To model the neurons involved in Parkinson’s disease, the researchers used induced pluripotent stem cells, or iPSCs – adult red blood cells that have been converted into stem cells that can give rise to any type of cell in the body. They converted iPSCs from individuals with young-onset Parkinson’s disease into neurons that produce dopamine.

iPSC cells from patients with young-onset Parkinson’s showed the signature changes seen in neurons in the brains of those with Parkinson’s. Their findings were published in Nature Medicine in January.

Dopamine plays a large role in neural functions, and a lack of regulation of dopamine production causes many neurodegenerative diseases, Shu said. In individuals with Parkinson’s disease, neurons that produce dopamine die off, which impairs motor regulation.

“This will usually start with a tremor,” Shu said. “It’s pretty obvious for family to see. Once you start to show symptoms, they … move from the hands to the legs to the nonmotor parts as well.”

The use of iPSCs allows researchers to determine how the disease progresses in absence of external environmental factors, said Alexander Laperle, a co-first author of the study from Cedars-Sinai. iPSCs are important for this research because they simulate how diseased neurons form during human development.

Laperle compared the current research technique to a car crash. Researchers can see the impacts and physiology of the disease, however they can’t see any of the development, similarly to how seeing a crashed car doesn’t tell an observer how the crash occurred.

“We don’t know anything about how (neurodegenerative diseases) originated or progressed,” he said. “You can’t directly observe this in a person.”

Changes in the chemistry of neurons that are affected from Parkinson’s disease occur many years before obvious symptoms can be detected, said Nigel Maidment, a professor at the Semel Institute who also participated in the research. Many of the symptoms are not as visible or obvious, Maidment said. Other symptoms can include cognitive issues, digestive tract issues and sleep disturbances.

“There are many nonmotor symptoms that patients often describe as more distressing,” Maidment said.

Detecting the presence of Parkinson’s disease and malfunctioning neurons before major symptoms develop could assist researchers in potentially finding ways to slow or stop the disease’s progression, Maidment added.

“If we are to halt the progression of the disease it will be necessary to identify such changes early,” Maidment said.

Many of the genetic causes of Parkinson’s disease are still unknown. Laperle added that if any cases are genetic, it is likely that many genes interact to cause Parkinson’s disease. The illness has no cure, but different treatment options can help individuals manage the symptoms.

Approximately 15% of Parkinson’s disease patients have a family history of the illness, Shu said. It is still unclear how genetic causes contribute to the risk of developing the disease, he added.

Shu said the iPSC research at Cedars-Sinai will give researchers new models for drug development. He said he hopes to expand research territories beyond preclinical animal models.

Using human iPSCs instead of animal cells has the potential to make the search for treatment more effective, he added.

“That’s the whole purpose of the paper, … to find a platform for people to test (drugs),” Shu said.

Many treatments that work in animal models cannot be translated to people, Laperle said. Part of this reason is because animals don’t have neurodegenerative diseases the way humans do, he said.

“If I give a drug to a mouse, I can have a positive impact on that animal’s symptoms, but it’s not a great predictor of when you give that drug to a person,” he said.

Many of the drugs currently on the market only address the symptoms, Laperle said.
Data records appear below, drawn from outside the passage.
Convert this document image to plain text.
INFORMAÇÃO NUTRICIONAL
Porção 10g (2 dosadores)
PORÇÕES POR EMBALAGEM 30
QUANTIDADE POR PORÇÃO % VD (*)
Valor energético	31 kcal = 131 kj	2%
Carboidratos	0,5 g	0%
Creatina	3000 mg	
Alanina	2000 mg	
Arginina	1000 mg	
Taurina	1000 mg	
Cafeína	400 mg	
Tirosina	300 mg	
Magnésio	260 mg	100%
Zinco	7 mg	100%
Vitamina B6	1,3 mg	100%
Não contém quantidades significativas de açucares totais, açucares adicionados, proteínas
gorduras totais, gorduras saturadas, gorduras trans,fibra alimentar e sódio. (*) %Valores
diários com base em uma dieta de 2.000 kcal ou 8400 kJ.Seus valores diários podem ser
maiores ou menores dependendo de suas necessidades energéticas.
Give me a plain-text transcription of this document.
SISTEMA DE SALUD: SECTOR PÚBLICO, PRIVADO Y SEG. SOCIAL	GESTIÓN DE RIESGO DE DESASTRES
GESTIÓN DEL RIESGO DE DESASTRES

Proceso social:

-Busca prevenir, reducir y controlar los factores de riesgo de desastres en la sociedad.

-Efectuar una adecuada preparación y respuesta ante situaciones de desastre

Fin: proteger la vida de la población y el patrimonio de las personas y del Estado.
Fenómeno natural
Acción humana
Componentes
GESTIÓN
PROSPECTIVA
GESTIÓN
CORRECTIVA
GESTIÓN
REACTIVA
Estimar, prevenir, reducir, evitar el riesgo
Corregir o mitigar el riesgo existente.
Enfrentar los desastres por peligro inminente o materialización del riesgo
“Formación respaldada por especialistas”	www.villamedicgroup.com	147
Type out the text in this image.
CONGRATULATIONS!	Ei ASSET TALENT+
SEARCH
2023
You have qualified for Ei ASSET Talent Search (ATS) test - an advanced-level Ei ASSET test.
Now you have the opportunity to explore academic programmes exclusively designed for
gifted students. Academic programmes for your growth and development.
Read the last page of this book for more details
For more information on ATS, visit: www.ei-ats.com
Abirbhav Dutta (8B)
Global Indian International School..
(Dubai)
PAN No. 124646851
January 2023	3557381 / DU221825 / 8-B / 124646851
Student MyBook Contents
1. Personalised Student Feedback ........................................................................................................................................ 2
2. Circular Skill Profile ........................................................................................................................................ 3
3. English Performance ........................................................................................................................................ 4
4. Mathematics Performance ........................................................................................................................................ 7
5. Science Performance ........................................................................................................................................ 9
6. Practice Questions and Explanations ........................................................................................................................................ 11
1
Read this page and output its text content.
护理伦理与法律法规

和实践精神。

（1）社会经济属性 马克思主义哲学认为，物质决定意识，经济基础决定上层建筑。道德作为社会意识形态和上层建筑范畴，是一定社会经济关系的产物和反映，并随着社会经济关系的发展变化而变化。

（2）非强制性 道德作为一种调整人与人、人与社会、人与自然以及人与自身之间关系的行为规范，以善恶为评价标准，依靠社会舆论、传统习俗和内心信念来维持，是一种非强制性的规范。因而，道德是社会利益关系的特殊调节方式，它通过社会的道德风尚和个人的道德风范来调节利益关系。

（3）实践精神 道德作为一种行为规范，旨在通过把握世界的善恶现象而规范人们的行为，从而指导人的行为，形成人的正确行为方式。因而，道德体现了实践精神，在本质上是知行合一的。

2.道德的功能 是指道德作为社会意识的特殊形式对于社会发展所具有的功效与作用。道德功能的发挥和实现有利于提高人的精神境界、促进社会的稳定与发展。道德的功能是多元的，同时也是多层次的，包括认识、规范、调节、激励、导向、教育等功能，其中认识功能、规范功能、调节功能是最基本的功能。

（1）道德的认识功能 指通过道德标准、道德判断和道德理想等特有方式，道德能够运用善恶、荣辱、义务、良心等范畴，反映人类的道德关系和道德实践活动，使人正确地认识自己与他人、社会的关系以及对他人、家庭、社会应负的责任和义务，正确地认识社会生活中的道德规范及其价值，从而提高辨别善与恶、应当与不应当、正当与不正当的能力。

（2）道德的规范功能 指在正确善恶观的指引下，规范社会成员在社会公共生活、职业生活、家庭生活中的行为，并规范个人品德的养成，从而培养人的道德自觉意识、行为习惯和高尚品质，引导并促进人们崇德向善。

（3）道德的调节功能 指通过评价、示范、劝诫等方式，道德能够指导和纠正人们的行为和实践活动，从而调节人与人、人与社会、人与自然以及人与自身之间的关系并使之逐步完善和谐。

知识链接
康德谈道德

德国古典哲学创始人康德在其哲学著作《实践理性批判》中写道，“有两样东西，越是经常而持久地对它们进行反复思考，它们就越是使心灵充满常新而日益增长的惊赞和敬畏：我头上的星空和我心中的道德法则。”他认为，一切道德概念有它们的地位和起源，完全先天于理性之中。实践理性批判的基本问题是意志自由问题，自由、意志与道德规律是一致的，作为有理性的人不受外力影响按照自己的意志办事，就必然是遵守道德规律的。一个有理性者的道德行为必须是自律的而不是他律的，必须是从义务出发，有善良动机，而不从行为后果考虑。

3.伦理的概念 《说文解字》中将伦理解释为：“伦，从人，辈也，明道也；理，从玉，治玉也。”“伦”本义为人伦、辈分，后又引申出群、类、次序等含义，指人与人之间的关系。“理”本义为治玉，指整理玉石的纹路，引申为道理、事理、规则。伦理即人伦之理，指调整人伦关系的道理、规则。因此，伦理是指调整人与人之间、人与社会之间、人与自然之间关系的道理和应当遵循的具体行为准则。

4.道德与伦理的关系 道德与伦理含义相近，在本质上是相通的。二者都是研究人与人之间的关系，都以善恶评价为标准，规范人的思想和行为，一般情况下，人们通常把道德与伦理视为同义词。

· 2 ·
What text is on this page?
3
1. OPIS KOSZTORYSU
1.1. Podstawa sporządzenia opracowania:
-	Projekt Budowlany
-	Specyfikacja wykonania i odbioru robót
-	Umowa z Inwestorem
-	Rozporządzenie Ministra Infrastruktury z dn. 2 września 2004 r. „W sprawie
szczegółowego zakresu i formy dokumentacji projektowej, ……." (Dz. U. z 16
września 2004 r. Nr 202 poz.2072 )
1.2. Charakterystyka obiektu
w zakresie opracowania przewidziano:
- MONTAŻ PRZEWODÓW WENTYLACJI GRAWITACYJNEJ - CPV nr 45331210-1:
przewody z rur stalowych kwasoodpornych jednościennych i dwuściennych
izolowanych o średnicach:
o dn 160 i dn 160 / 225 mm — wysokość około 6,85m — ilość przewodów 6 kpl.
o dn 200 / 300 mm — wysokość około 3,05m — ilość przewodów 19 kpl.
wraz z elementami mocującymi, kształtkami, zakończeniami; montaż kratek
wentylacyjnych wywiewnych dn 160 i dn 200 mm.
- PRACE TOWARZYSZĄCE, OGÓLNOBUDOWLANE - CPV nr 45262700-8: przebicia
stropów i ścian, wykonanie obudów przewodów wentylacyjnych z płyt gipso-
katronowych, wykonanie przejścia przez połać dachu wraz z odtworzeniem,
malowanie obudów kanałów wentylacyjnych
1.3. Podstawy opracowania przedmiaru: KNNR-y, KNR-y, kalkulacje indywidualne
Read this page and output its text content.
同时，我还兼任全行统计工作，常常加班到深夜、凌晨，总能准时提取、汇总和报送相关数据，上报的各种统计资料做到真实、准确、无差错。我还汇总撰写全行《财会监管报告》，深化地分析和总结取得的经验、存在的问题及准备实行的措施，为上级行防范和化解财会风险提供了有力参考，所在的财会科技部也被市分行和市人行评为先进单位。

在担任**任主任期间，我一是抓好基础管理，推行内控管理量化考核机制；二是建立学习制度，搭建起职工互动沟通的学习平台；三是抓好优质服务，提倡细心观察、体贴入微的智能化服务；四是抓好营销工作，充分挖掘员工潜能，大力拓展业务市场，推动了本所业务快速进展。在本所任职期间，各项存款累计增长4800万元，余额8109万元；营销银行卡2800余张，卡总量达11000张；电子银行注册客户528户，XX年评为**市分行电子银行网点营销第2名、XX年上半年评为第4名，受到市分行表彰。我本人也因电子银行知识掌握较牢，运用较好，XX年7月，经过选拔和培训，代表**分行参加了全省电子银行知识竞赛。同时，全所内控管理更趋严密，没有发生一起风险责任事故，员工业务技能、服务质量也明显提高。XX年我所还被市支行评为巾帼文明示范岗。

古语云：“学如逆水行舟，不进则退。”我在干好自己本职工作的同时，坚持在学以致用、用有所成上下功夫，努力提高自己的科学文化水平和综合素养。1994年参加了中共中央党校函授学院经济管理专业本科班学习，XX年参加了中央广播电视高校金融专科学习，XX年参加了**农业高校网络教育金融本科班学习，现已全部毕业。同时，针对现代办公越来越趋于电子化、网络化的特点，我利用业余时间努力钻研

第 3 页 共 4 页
For example, the drug levodopa helps replace missing dopamine in the central nervous system. However, patients can develop a tolerance to the drug and its efficacy eventually decreases.

Laperle said he hopes this research may allow for the development of more effective drugs that slow or stop the progression of this disease.

“There aren’t any good approaches yet to slow this (progression) down or restore function,” he said.